We are, however, quite some way from this stage at present. Like all developments with revolutionary potential, CRISPR remains highly controversial, with the risk being that its evolution may open a Pandora’s box of problems. These can be summarised in (at least) three overlapping key areas: ethical/security; practical/technological; and legal/procedural. The most profound concerns centre on the argument that humanity does not have the right to engineer its own genetic future. Regulatory bodies around the world have, at least, been proactive in addressing this issue, making clear that the purpose of CRISPR is not to edit human DNA, but to cure diseases. Furthermore, from 2018 onwards in the US, the EU and the UK, every animal used in a lab must be declared and logged in a database. Despite the best intentions of regulators, the fear of DNA editing being used by bio-hackers for nefarious purposes cannot be fully dismissed.

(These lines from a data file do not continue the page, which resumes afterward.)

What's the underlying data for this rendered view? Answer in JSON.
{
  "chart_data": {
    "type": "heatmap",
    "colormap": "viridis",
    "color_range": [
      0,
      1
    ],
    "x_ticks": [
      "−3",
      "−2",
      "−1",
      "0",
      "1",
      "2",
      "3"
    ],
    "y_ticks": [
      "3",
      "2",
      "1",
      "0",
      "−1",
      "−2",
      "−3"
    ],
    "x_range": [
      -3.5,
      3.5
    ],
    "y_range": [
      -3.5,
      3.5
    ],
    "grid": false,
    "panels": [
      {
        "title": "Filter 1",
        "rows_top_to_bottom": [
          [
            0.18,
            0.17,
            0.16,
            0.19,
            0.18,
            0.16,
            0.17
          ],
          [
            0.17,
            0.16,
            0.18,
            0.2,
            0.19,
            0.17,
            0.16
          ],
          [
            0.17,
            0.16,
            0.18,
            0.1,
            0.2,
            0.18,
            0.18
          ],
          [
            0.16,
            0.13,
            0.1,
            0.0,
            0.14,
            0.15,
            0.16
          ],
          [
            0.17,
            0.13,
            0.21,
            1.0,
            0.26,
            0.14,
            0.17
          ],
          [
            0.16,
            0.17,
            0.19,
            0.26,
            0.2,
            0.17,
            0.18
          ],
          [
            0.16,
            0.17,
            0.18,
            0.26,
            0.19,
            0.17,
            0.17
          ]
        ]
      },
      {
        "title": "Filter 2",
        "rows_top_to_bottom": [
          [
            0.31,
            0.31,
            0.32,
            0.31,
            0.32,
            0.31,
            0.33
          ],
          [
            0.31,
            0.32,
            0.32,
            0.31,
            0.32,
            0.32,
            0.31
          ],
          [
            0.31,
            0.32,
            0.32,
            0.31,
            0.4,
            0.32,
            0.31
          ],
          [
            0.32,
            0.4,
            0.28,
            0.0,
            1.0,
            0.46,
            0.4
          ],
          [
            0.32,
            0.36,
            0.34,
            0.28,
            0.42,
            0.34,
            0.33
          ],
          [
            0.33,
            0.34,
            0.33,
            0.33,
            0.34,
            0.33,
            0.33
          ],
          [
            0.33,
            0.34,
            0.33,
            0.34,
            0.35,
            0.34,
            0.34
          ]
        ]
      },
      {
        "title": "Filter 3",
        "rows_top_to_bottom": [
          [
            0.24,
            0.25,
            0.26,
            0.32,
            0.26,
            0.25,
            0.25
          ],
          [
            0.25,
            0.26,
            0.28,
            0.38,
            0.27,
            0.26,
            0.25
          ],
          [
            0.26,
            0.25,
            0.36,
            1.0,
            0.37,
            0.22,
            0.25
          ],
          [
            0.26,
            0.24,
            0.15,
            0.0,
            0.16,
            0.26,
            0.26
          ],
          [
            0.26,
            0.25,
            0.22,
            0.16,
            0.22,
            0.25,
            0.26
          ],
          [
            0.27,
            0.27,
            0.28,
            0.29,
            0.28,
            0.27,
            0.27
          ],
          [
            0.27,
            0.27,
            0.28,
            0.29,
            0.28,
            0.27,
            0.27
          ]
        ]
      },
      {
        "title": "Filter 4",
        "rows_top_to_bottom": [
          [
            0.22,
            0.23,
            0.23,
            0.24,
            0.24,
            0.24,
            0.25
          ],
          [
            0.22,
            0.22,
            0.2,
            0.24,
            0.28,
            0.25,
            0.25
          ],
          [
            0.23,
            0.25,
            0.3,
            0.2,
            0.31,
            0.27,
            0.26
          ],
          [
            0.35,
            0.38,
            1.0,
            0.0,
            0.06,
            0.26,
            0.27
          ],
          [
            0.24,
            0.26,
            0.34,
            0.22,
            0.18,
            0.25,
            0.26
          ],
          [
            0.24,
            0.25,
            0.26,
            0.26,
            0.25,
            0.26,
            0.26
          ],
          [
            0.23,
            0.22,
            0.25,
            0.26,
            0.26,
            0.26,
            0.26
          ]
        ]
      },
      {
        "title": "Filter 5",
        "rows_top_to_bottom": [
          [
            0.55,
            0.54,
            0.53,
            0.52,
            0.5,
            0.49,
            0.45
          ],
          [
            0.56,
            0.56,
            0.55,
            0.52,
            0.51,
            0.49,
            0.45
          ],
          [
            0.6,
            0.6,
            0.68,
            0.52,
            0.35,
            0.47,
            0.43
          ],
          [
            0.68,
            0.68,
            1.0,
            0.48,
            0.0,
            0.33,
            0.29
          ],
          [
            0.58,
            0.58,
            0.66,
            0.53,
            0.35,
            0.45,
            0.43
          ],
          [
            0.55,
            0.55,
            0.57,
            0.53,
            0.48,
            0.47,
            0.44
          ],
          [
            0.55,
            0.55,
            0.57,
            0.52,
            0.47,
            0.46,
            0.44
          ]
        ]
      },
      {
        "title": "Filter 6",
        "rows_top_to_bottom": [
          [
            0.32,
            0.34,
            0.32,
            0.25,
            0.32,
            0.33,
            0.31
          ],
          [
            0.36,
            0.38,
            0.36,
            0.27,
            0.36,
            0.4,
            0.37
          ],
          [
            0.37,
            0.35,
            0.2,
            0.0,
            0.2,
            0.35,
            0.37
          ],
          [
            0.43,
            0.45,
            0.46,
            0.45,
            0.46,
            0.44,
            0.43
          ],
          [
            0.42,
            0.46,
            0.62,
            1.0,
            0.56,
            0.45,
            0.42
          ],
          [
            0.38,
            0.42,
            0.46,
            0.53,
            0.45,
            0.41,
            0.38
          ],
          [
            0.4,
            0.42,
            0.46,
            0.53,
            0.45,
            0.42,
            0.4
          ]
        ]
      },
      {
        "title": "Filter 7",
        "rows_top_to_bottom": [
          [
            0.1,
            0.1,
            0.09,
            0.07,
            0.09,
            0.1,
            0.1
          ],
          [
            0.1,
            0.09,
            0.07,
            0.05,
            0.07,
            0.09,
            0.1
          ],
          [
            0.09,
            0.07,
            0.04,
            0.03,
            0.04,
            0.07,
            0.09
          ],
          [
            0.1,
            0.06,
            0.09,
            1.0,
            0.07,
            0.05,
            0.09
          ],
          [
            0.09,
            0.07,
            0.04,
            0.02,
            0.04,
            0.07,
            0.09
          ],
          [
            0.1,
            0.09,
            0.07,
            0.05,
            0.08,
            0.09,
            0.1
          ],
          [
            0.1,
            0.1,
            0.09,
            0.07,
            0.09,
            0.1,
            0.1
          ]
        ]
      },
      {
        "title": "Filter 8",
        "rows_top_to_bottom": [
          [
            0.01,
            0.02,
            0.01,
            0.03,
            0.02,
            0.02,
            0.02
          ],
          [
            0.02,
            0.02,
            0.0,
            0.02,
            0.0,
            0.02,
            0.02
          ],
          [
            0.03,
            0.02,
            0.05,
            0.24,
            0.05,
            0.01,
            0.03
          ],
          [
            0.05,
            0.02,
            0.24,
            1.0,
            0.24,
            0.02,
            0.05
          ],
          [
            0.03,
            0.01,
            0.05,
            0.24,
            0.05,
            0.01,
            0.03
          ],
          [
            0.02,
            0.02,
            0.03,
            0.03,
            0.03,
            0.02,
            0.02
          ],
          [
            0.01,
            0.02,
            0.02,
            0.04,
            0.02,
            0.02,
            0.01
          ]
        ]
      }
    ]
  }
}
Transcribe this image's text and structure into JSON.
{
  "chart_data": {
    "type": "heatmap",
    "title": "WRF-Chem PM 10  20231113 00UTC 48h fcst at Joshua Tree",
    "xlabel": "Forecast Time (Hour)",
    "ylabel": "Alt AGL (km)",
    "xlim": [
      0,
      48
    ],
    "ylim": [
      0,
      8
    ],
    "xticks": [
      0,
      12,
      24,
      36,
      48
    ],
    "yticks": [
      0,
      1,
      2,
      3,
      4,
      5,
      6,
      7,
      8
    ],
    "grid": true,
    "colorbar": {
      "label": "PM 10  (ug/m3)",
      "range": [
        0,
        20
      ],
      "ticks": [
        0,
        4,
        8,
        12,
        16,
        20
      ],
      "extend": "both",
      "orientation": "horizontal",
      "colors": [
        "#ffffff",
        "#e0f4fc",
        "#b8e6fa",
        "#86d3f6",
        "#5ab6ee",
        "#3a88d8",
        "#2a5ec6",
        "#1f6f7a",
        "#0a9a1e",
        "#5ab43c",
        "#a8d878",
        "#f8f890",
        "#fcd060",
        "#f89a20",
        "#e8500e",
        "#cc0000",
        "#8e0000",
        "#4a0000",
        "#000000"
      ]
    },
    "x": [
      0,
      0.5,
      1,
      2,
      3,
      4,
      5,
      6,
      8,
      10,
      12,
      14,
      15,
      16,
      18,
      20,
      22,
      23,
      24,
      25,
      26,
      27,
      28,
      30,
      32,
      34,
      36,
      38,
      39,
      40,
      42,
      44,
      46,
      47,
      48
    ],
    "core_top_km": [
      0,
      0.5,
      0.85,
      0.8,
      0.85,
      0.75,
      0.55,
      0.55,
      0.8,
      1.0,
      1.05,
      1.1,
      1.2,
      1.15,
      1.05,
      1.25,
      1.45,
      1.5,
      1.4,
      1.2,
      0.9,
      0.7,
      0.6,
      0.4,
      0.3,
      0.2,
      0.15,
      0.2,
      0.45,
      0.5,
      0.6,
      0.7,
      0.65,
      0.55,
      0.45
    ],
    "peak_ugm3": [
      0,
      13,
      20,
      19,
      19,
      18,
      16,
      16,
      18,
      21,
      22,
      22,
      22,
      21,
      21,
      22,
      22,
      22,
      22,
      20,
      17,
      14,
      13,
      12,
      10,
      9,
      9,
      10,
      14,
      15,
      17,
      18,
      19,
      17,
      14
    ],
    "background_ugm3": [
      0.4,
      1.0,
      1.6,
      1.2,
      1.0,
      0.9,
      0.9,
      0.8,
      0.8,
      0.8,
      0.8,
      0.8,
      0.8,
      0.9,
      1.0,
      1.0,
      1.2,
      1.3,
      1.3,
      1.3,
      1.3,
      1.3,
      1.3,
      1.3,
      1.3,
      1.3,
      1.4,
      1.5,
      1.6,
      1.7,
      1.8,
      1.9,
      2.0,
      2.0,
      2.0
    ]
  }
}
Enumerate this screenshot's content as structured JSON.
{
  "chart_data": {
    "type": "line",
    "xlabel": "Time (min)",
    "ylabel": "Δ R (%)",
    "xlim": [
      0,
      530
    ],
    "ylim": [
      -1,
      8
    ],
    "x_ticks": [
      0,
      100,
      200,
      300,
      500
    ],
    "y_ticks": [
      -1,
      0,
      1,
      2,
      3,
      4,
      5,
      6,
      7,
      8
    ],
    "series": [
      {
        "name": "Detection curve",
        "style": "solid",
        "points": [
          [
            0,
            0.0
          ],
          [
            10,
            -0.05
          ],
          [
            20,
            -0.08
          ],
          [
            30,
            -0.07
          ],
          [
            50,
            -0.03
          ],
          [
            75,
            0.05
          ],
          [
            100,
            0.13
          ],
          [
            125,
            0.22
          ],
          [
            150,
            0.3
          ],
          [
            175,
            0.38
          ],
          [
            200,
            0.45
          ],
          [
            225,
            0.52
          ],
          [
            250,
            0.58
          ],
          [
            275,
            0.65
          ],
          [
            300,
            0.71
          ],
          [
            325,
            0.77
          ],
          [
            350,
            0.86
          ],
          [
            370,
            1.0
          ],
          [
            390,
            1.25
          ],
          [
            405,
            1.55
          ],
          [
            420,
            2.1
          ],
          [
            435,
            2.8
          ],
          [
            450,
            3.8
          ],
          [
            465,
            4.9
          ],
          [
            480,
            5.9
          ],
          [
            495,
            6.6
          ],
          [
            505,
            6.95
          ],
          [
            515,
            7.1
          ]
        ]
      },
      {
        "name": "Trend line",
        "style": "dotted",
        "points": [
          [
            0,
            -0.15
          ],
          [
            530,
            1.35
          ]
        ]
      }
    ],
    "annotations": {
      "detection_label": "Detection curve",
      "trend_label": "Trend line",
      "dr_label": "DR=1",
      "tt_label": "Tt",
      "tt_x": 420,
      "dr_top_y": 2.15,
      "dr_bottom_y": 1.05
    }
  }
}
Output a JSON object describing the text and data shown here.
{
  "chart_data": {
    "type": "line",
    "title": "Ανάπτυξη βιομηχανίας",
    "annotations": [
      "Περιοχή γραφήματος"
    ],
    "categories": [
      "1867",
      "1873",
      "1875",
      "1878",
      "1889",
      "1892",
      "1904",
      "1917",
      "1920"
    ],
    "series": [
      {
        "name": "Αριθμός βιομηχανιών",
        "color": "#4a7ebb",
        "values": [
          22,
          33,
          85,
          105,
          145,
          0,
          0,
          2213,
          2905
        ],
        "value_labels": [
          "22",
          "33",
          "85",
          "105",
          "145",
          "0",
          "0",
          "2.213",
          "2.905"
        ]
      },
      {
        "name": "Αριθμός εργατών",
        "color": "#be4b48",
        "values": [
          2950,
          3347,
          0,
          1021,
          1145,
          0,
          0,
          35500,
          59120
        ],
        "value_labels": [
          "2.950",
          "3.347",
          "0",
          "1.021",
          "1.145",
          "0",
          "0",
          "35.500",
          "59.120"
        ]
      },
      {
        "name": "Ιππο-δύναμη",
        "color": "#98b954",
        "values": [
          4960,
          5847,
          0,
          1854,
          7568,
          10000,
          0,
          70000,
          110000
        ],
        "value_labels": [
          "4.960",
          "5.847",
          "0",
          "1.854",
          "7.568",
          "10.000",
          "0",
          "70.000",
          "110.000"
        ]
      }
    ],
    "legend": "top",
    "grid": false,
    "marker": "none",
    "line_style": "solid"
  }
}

Another worry relates to the fact that the implications of applying CRISPR are not yet proven and so the consequences (and side-effects) are unclear too. These may be both harmful and unpredictable, especially given the relative immaturity of the technology. Its very rate of change may also limit the ability of regulation to keep up effectively. Moreover, superior gene-editing techniques may also emerge, potentially eclipsing CRISPR. Finally, do not dismiss the possibility that CRISPR’s imminent commercialisation may be grounded in the near-term given that a patent war is currently ongoing between the two universities (the Broad Institute and the University of California) that claim to have discovered the technology.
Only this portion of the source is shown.